When you come to start up your own business, it’s easy to get caught up with the ‘unique selling point’. Business books will tell you it’s about differentiating yourself from your competitors, doing something different that sets you apart, makes you better, and it’s really easy to assume that means you should offer a different product or service.
But that’s not true, as Brad Johnson from Zest Education demonstrates. If the service is everything it needs to be, then it’s the people, and the way you deliver that service which makes you unique... and therefore, makes you successful.
“It’s not so much ‘making an idea different’,” he tells us. “For me, it was a case of offering a service that was accessible, appealing and ultimately, fun. Successful teaching is all about making learning fun and interesting, and I wanted this synergy to come across in our brand, to both candidates and schools alike.”

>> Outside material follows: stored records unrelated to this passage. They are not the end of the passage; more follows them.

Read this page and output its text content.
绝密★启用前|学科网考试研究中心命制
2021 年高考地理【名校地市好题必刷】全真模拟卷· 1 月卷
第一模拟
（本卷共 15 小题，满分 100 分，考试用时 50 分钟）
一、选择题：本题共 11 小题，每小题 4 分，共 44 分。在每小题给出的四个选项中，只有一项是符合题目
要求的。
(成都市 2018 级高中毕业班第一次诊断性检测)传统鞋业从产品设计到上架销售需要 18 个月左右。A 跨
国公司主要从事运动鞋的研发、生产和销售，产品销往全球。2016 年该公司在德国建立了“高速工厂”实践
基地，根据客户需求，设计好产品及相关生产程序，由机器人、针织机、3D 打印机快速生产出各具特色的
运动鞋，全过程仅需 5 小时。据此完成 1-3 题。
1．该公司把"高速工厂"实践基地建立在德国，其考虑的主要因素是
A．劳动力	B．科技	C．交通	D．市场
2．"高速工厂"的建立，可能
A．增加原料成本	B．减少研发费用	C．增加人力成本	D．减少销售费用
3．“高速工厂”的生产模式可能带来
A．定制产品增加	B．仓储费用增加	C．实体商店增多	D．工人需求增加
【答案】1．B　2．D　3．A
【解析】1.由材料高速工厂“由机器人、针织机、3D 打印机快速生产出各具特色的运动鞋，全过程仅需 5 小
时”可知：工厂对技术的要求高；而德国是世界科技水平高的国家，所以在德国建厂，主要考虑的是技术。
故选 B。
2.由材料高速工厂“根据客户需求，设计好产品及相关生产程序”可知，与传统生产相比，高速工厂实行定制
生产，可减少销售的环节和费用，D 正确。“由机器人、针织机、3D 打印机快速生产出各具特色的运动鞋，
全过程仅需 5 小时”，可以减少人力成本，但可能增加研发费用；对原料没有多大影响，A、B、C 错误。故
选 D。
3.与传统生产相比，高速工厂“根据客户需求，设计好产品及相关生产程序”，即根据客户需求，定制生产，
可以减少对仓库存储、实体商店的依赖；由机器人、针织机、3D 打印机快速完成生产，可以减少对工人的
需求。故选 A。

Born of Brad’s 10 years of experience in the sector, Zest specialises in the provision of teachers, instructors, cover supervisors and support staff to schools and academies across the Midlands.

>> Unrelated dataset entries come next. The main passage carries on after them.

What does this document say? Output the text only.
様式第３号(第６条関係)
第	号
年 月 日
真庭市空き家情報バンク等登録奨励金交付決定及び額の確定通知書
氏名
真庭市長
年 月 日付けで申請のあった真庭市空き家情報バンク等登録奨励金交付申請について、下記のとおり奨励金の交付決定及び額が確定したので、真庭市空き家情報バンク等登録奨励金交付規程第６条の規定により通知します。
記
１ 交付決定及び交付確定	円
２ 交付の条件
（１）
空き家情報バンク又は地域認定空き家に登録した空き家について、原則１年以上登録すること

Funded via his own personal finances and with a small bank loan, Brad also uses the services of an invoice factoring company. This is interesting as it’s often seen as something businesses do to alleviate cashflow problems, but for Zest they are preventing the problem before it occurs and factoring is part of their plan to expand the business relatively quickly.
“Positive Cashflow Finance was recommended to me by a professional who works in Birmingham, and after an initial meeting with them at the back end of 2014, I felt like they not only recognised my goals and ambition, but could also offer the financial support necessary for me to achieve the desired short/medium term growth,” Brad says.

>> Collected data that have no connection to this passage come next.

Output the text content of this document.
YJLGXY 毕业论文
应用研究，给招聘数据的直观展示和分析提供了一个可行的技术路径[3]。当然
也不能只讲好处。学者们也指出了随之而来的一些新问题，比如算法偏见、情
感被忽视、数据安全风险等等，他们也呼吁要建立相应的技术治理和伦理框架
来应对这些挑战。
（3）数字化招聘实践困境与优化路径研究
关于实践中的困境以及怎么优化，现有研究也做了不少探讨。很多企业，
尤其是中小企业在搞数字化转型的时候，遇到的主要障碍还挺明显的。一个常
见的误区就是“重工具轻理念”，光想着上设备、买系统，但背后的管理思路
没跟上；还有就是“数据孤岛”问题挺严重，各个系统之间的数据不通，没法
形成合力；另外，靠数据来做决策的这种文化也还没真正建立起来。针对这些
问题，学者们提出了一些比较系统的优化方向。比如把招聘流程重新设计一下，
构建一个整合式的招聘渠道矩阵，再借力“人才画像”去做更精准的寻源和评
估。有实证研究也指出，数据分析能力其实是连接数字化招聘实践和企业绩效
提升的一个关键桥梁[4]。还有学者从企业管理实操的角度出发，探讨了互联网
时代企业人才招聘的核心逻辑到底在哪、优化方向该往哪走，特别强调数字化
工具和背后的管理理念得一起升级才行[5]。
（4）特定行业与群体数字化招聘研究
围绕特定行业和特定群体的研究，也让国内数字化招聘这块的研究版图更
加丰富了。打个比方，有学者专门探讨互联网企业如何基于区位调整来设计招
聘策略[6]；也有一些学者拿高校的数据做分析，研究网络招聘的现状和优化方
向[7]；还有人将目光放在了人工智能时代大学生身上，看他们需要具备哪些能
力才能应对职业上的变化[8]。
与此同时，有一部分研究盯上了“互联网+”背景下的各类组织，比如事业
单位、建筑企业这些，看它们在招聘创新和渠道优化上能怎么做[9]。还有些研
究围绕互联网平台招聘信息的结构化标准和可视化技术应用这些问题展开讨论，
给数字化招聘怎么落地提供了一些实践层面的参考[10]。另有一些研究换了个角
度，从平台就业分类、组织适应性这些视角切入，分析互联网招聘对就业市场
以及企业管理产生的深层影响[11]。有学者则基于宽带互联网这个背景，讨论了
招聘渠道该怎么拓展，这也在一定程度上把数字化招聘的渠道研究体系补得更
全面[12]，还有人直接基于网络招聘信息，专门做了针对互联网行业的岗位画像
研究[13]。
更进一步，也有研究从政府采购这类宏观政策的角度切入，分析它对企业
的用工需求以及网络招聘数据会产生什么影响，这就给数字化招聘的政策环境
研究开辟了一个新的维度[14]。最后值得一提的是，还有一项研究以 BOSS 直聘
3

These kind of close personal relationships are very important when starting your own business. Surround yourself with people and other companies that you like and respect... not forgetting those who also provide you with a healthy challenge, and they can be really close to home.
When discussing the tricky subject of branding his agency, Brad tell us that: “Although I aim to be as autonomous as possible with decision making, I am surrounded by some amazing friends and family. One of my life-long friends runs an established and highly successful branding agency in Birmingham, so helped out with the design of the website and general marketing.
“I then have another good friend who is an SEO whiz, so I can turn to him for advice when I need it, which is lucky because I appreciate how important this is for the long term success of a modern day business.
“My other half is a senior account director for a large national PR agency, which obviously helps my cause. I’m responsible for sales, which has always been an area I thrive in, along with keeping on top of social media platforms on a daily basis, however it’s always an added bonus to have my good wife on tap for advice where copy and content are concerned.”
Hear, hear. Support at home is vital, if for no other reason than because it’s unlikely the millions will start rolling in on your first day in business. “One thing is for sure, be prepared to tighten those personal purse strings!” – Brad is quite right, the bite at home is always worse than the bite in the office.
“The worst thing is most definitely leaving a stable, well-paid job, to venture into the unknown.
“It is also being conscious of having enough money in reserves, to get to a point where the business will begin to pay for itself. “
But against all that, Brad – known for his brightly coloured shirts and bad jokes (careful not to get those two the wrong way around!) – seems confident that he made the right decision for himself.
“The best thing about being a start-up,” he tells us, “is the initial challenge of giving your brand recognition in the marketplace. It’s an incredible buzz once you know that it’s gaining credibility and kudos by virtue of good service, when just a matter of weeks earlier, it was unheard of. It’s also incredibly interesting to learn about each facet of running a business, from dealing with suppliers and bank managers, through to marketing and advertising.”